Fin’s tail swept across the porch boards again, slow and steady.

“He’s not even my type,” I told him, quieter now.

“Rude and grunty and has never once said thank you for anything I’ve done.

But sometimes he looks at me and I just..

.” I trailed off. I didn’t know how to finish that sentence.

I’d been trying to finish it for two years and the words never came out right. “Forget it.”

He watched me with those dark steady eyes, not moving, not restless, just present. That was the thing about Fin. Never fidgeted, never got distracted, never wandered off while I was mid-sentence. Just stayed and listened like what I was saying actually mattered.

“You’re the only man who listens to me, you know that?” I smiled and scratched under his chin. “The only one.”

I stayed on the porch with him for a while longer, my hand in his fur, my head tilted back, the neighborhood quiet around us.

A car passed on the next block and somewhere a few houses down someone’s TV was still on, the blue light flickering through their curtains.

I should have gone inside because tomorrow was going to be another long day, the detailed report still needed to be finished and Finneas was going to be in one of his moods and I needed sleep.
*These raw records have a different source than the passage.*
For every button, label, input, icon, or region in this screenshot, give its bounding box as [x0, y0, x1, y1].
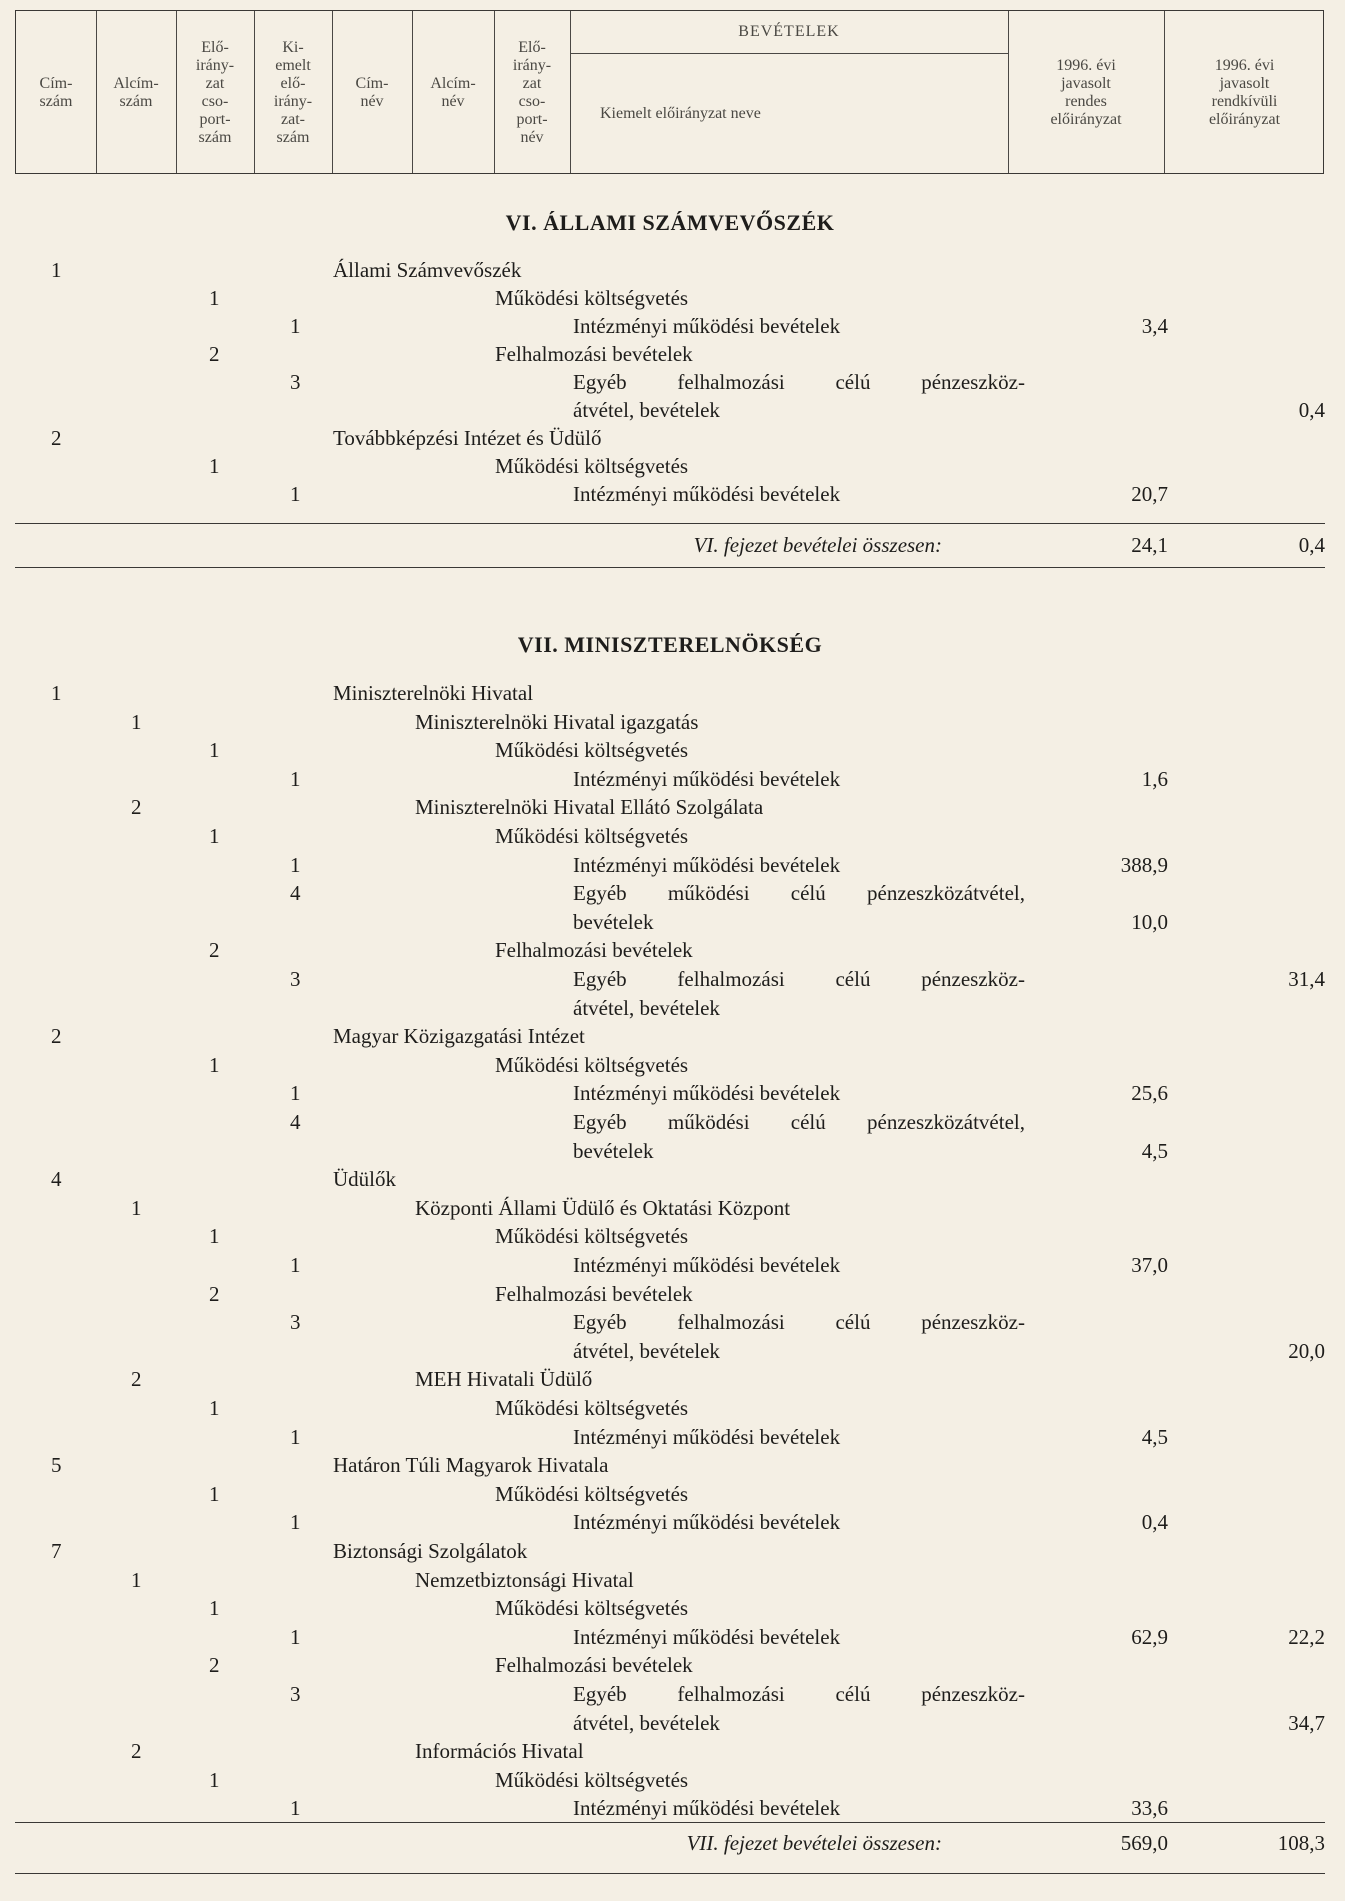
kiemelt-szam: 1 — [290, 1081, 301, 1106]
cim-szam: 1 — [51, 258, 62, 282]
alcim-szam: 2 — [131, 1367, 142, 1392]
table-row — [15, 1423, 1325, 1451]
table-row — [15, 1079, 1325, 1107]
table-row — [15, 851, 1325, 879]
table-row — [15, 340, 1325, 368]
alcim-nev: Nemzetbiztonsági Hivatal — [415, 1567, 634, 1592]
table-row — [15, 765, 1325, 793]
csoport-nev: Felhalmozási bevételek — [495, 1653, 693, 1678]
header-kiemelt-eloiranyzat-neve: Kiemelt előirányzat neve — [600, 105, 761, 122]
csoport-szam: 1 — [209, 286, 220, 310]
kiemelt-nev: átvétel, bevételek — [573, 995, 720, 1020]
header-alcim-szam: Alcím- szám — [113, 75, 159, 110]
table-row — [15, 1794, 1325, 1822]
cim-nev: Miniszterelnöki Hivatal — [333, 681, 534, 705]
csoport-nev: Felhalmozási bevételek — [495, 938, 693, 963]
csoport-szam: 1 — [209, 1224, 220, 1249]
csoport-szam: 1 — [209, 824, 220, 848]
csoport-nev: Működési költségvetés — [495, 1224, 689, 1249]
header-bevetelek: BEVÉTELEK — [738, 23, 840, 40]
cim-szam: 1 — [51, 681, 62, 705]
table-row — [15, 1194, 1325, 1222]
cim-nev: Állami Számvevőszék — [333, 258, 522, 282]
total-rule-top-vii — [15, 1822, 1325, 1823]
rendes-eloiranyzat: 0,4 — [1141, 1510, 1168, 1535]
cim-nev: Továbbképzési Intézet és Üdülő — [333, 426, 602, 450]
csoport-szam: 1 — [209, 1396, 220, 1420]
csoport-nev: Működési költségvetés — [495, 824, 689, 848]
rendkivuli-eloiranyzat: 31,4 — [1288, 967, 1325, 991]
table-row — [15, 1709, 1325, 1737]
table-row — [15, 908, 1325, 936]
table-row — [15, 1022, 1325, 1050]
table-row — [15, 793, 1325, 821]
rendes-eloiranyzat: 20,7 — [1131, 482, 1168, 506]
total-rule-bottom-vi — [15, 567, 1325, 568]
cim-nev: Biztonsági Szolgálatok — [333, 1539, 528, 1563]
header-alcim-nev: Alcím- név — [430, 75, 476, 110]
rendes-eloiranyzat: 37,0 — [1131, 1253, 1168, 1277]
cim-szam: 2 — [51, 1024, 62, 1049]
table-row — [15, 1451, 1325, 1479]
csoport-szam: 2 — [209, 1653, 220, 1678]
kiemelt-nev: Egyéb működési célú pénzeszközátvétel, — [573, 881, 1025, 906]
table-row — [15, 1108, 1325, 1136]
table-row — [15, 1537, 1325, 1565]
csoport-szam: 2 — [209, 938, 220, 963]
kiemelt-szam: 1 — [290, 1253, 301, 1277]
header-cim-szam: Cím- szám — [39, 75, 73, 110]
total-regular-vi: 24,1 — [1131, 533, 1168, 557]
total-label-vi: VI. fejezet bevételei összesen: — [693, 533, 942, 557]
alcim-nev: MEH Hivatali Üdülő — [415, 1367, 593, 1392]
table-row — [15, 396, 1325, 424]
csoport-nev: Működési költségvetés — [495, 286, 689, 310]
kiemelt-nev: Egyéb felhalmozási célú pénzeszköz- — [573, 370, 1025, 394]
section-title-vi: VI. ÁLLAMI SZÁMVEVŐSZÉK — [505, 210, 835, 235]
total-rule-bottom-vii — [15, 1873, 1325, 1874]
table-row — [15, 1651, 1325, 1679]
kiemelt-nev: átvétel, bevételek — [573, 1338, 720, 1363]
kiemelt-szam: 1 — [290, 1424, 301, 1449]
kiemelt-nev: bevételek — [573, 909, 654, 934]
csoport-szam: 1 — [209, 738, 220, 763]
rendes-eloiranyzat: 10,0 — [1131, 909, 1168, 934]
total-label-vii: VII. fejezet bevételei összesen: — [686, 1831, 942, 1855]
header-eloiranyzat-csoport-szam: Elő- irány- zat cso- port- szám — [195, 39, 235, 146]
csoport-szam: 2 — [209, 342, 220, 366]
kiemelt-nev: Intézményi működési bevételek — [573, 1624, 841, 1649]
kiemelt-szam: 3 — [290, 1310, 301, 1335]
table-row — [15, 284, 1325, 312]
kiemelt-nev: bevételek — [573, 1138, 654, 1163]
kiemelt-szam: 4 — [290, 881, 301, 906]
alcim-szam: 1 — [131, 1567, 142, 1592]
table-row — [15, 256, 1325, 284]
csoport-szam: 1 — [209, 1052, 220, 1077]
kiemelt-szam: 1 — [290, 314, 301, 338]
table-row — [15, 424, 1325, 452]
table-row — [15, 1308, 1325, 1336]
rendes-eloiranyzat: 4,5 — [1141, 1138, 1168, 1163]
kiemelt-szam: 1 — [290, 1510, 301, 1535]
csoport-szam: 1 — [209, 1596, 220, 1621]
table-row — [15, 1737, 1325, 1765]
table-row — [15, 368, 1325, 396]
kiemelt-nev: Intézményi működési bevételek — [573, 1796, 841, 1821]
csoport-szam: 1 — [209, 1767, 220, 1792]
kiemelt-szam: 3 — [290, 370, 301, 394]
kiemelt-nev: Intézményi működési bevételek — [573, 314, 841, 338]
kiemelt-szam: 3 — [290, 967, 301, 991]
alcim-nev: Miniszterelnöki Hivatal Ellátó Szolgálata — [415, 795, 764, 820]
cim-nev: Határon Túli Magyarok Hivatala — [333, 1453, 609, 1478]
kiemelt-nev: Intézményi működési bevételek — [573, 1510, 841, 1535]
rendkivuli-eloiranyzat: 0,4 — [1298, 398, 1325, 422]
kiemelt-nev: Egyéb működési célú pénzeszközátvétel, — [573, 1110, 1025, 1134]
column-header-table — [15, 10, 1324, 174]
table-row — [15, 1766, 1325, 1794]
csoport-nev: Működési költségvetés — [495, 738, 689, 763]
csoport-nev: Működési költségvetés — [495, 1481, 689, 1506]
rendkivuli-eloiranyzat: 22,2 — [1288, 1624, 1325, 1649]
table-row — [15, 736, 1325, 764]
kiemelt-nev: Egyéb felhalmozási célú pénzeszköz- — [573, 1310, 1025, 1335]
header-rendes-eloiranyzat: 1996. évi javasolt rendes előirányzat — [1050, 57, 1122, 128]
total-regular-vii: 569,0 — [1120, 1831, 1168, 1855]
table-row — [15, 708, 1325, 736]
table-row — [15, 936, 1325, 964]
rendes-eloiranyzat: 25,6 — [1131, 1081, 1168, 1106]
alcim-szam: 2 — [131, 795, 142, 820]
alcim-szam: 1 — [131, 709, 142, 734]
csoport-nev: Működési költségvetés — [495, 1052, 689, 1077]
kiemelt-nev: Intézményi működési bevételek — [573, 482, 841, 506]
table-row — [15, 1222, 1325, 1250]
alcim-nev: Miniszterelnöki Hivatal igazgatás — [415, 709, 699, 734]
table-row — [15, 879, 1325, 907]
table-row — [15, 1508, 1325, 1536]
rendes-eloiranyzat: 33,6 — [1131, 1796, 1168, 1821]
rendes-eloiranyzat: 388,9 — [1120, 852, 1168, 877]
section-vi-total-row — [15, 531, 1325, 559]
cim-nev: Üdülők — [333, 1167, 396, 1192]
kiemelt-nev: Intézményi működési bevételek — [573, 852, 841, 877]
table-row — [15, 965, 1325, 993]
kiemelt-szam: 1 — [290, 766, 301, 791]
alcim-nev: Információs Hivatal — [415, 1739, 584, 1764]
kiemelt-szam: 1 — [290, 482, 301, 506]
csoport-nev: Működési költségvetés — [495, 1596, 689, 1621]
table-row — [15, 994, 1325, 1022]
csoport-nev: Felhalmozási bevételek — [495, 1281, 693, 1306]
kiemelt-szam: 1 — [290, 852, 301, 877]
table-row — [15, 1165, 1325, 1193]
rendes-eloiranyzat: 4,5 — [1141, 1424, 1168, 1449]
kiemelt-szam: 3 — [290, 1682, 301, 1706]
table-row — [15, 1280, 1325, 1308]
cim-nev: Magyar Közigazgatási Intézet — [333, 1024, 585, 1049]
kiemelt-nev: Egyéb felhalmozási célú pénzeszköz- — [573, 967, 1025, 991]
csoport-szam: 1 — [209, 454, 220, 478]
table-row — [15, 1480, 1325, 1508]
csoport-nev: Működési költségvetés — [495, 1767, 689, 1792]
total-extraordinary-vii: 108,3 — [1277, 1831, 1325, 1855]
kiemelt-nev: Egyéb felhalmozási célú pénzeszköz- — [573, 1682, 1025, 1706]
section-vii-total-row — [15, 1829, 1325, 1857]
table-row — [15, 1680, 1325, 1708]
cim-szam: 5 — [51, 1453, 62, 1478]
table-row — [15, 1394, 1325, 1422]
table-row — [15, 1566, 1325, 1594]
csoport-szam: 1 — [209, 1481, 220, 1506]
section-title-vii: VII. MINISZTERELNÖKSÉG — [517, 632, 823, 657]
table-row — [15, 480, 1325, 508]
header-rendkivuli-eloiranyzat: 1996. évi javasolt rendkívüli előirányzat — [1208, 57, 1281, 128]
total-extraordinary-vi: 0,4 — [1298, 533, 1325, 557]
rendkivuli-eloiranyzat: 34,7 — [1288, 1710, 1325, 1735]
table-row — [15, 679, 1325, 707]
kiemelt-szam: 1 — [290, 1796, 301, 1821]
kiemelt-nev: Intézményi működési bevételek — [573, 766, 841, 791]
table-row — [15, 1365, 1325, 1393]
header-kiemelt-eloiranyzat-szam: Ki- emelt elő- irány- zat- szám — [273, 39, 313, 146]
kiemelt-nev: Intézményi működési bevételek — [573, 1081, 841, 1106]
header-eloiranyzat-csoport-nev: Elő- irány- zat cso- port- név — [512, 39, 552, 146]
table-row — [15, 452, 1325, 480]
cim-szam: 4 — [51, 1167, 62, 1192]
table-row — [15, 1051, 1325, 1079]
table-row — [15, 1623, 1325, 1651]
kiemelt-szam: 4 — [290, 1110, 301, 1134]
kiemelt-nev: Intézményi működési bevételek — [573, 1424, 841, 1449]
csoport-szam: 2 — [209, 1281, 220, 1306]
total-rule-top-vi — [15, 523, 1325, 524]
alcim-nev: Központi Állami Üdülő és Oktatási Központ — [415, 1195, 791, 1220]
table-row — [15, 1337, 1325, 1365]
table-row — [15, 312, 1325, 340]
table-row — [15, 1594, 1325, 1622]
header-cim-nev: Cím- név — [355, 75, 389, 110]
rendes-eloiranyzat: 3,4 — [1141, 314, 1168, 338]
cim-szam: 2 — [51, 426, 62, 450]
csoport-nev: Felhalmozási bevételek — [495, 342, 693, 366]
table-row — [15, 822, 1325, 850]
alcim-szam: 1 — [131, 1195, 142, 1220]
cim-szam: 7 — [51, 1539, 62, 1563]
kiemelt-nev: átvétel, bevételek — [573, 1710, 720, 1735]
csoport-nev: Működési költségvetés — [495, 454, 689, 478]
table-row — [15, 1137, 1325, 1165]
alcim-szam: 2 — [131, 1739, 142, 1764]
rendes-eloiranyzat: 62,9 — [1131, 1624, 1168, 1649]
kiemelt-nev: átvétel, bevételek — [573, 398, 720, 422]
kiemelt-nev: Intézményi működési bevételek — [573, 1253, 841, 1277]
csoport-nev: Működési költségvetés — [495, 1396, 689, 1420]
rendkivuli-eloiranyzat: 20,0 — [1288, 1338, 1325, 1363]
rendes-eloiranyzat: 1,6 — [1141, 766, 1168, 791]
kiemelt-szam: 1 — [290, 1624, 301, 1649]
table-row — [15, 1251, 1325, 1279]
But Fin was warm against me and the night air felt good after a day spent under fluorescent lights and I didn’t want to move yet.

“He did this thing today,” I said, because apparently I wasn’t done talking about Finneas Kingsley, which was a pattern I really needed to examine at some point.

“When I threatened him with the pink wallpaper. His jaw twitched. Right here.” I touched the corner of my own mouth.

“It wasn’t a smile. He doesn’t smile. But it was close, Fin.

It was so close. And I almost lost my mind over a jaw twitch.

That’s where I’m at. My whole life. Getting excited over micro-expressions from a man who thinks ‘fine’ is a compliment. ”

Fin didn’t move. Just watched me in a way that, if I were paying closer attention, I might have realized dogs didn’t usually look at people like that. But I was tired, and he was warm, and when I leaned into him and closed my eyes for just a second, I didn’t think about it at all.